Os dados da Prospectiva apontam ainda que os pedidos de patentes das empresas são mais sensíveis às variações econômicas do que nas universidades, que se financiam com recursos públicos. Em média, as solicitações de patentes pelas empresas se mantêm estáveis ao longo tempo, mas há um pico em 1996 e em 2006, com quedas significativas entre 1998 e 2002, período que coincide com um fraco desempenho da economia brasileira, que desmotivou as empresas a investir em pesquisa.
No balanço geral de 1992 a 2008, as empresas ainda superam as universidades com 1.962 patentes depositadas no Inpi, contra 1.712. Na avaliação dos especialistas, o problema é que as empresas não deslancharam suas pesquisas, apesar dos benefícios tributários previstos na Lei de Inovação e na Lei do Bem. O desencanto com o processo de concessão de patentes pode ser um fator de desestímulo para as empresas. A pesquisa da Prospectiva apontou que o tempo médio de concessão de patentes é de 5,8 anos. Alguns pedidos chegaram a demorar 11 anos.

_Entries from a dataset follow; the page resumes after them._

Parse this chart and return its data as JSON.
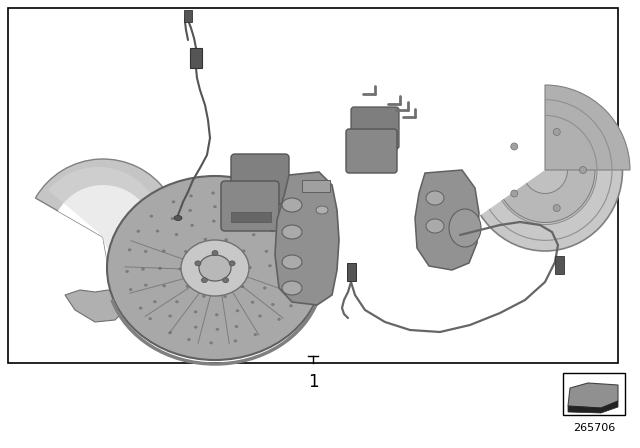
{
  "background_color": "#ffffff",
  "border_color": "#000000",
  "part_number": "265706",
  "label_number": "1",
  "gray_light": "#d0d0d0",
  "gray_mid": "#aaaaaa",
  "gray_dark": "#707070",
  "gray_silver": "#c0c0c0",
  "gray_deep": "#888888",
  "gray_shield": "#b8b8b8",
  "wire_color": "#555555",
  "rotor_face": "#b0b0b0",
  "rotor_edge": "#909090",
  "rotor_hat": "#c8c8c8",
  "caliper_body": "#909090",
  "pad_color": "#808080",
  "rear_shield_color": "#c5c5c5"
}
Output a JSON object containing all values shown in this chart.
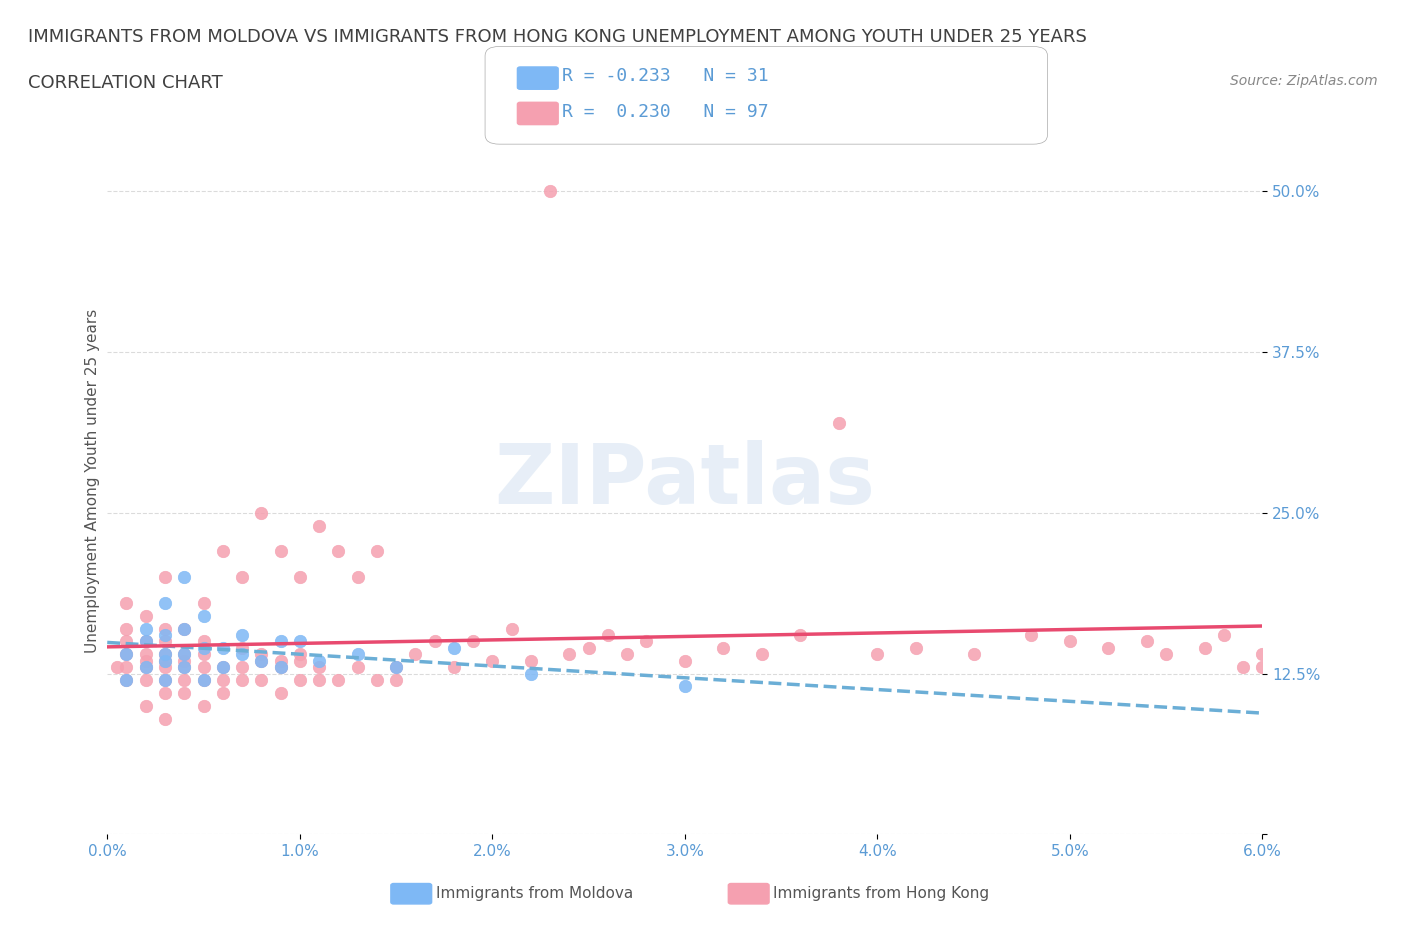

De acordo com Sennes, dois pontos chamam a atenção no ranking das empresas mais inovadoras: a amplitude de setores e a presença de multinacionais brasileiras. "Isso demonstra que presença global e investimento em pesquisa e tecnologia caminham juntos", disse. Entre as companhias, a principal área de inovação é a manufatura, com destaque para petróleo, metalurgia, máquinas e equipamentos.
A Petrobras aparece muito à frente como a empresa mais inovadora do país, com 1.113 pedidos de patentes no Inpi ao longo do tempo. A estatal também possui 194 patentes concedidas e 83 em análise nos Estados Unidos. Fazem parte do ranking de patentes empresas ligadas à venda de commodities, como Vale, Usiminas e CSN, mas também estão presentes a Grendene (calçados) e a Natura (cosméticos). Nos últimos dois casos, o medo da pirataria, principalmente procedente da Ásia, pode ser um fator decisivo para investir em patentes.
O estudo da Prospectiva aponta uma queda abrupta do registro de patentes do país em 2007 e 2008, mas os autores ressaltam que esses dados ainda são preliminares para serem considerados uma tendência, porque, segundo eles, as estatísticas do Inpi são divulgadas com atraso.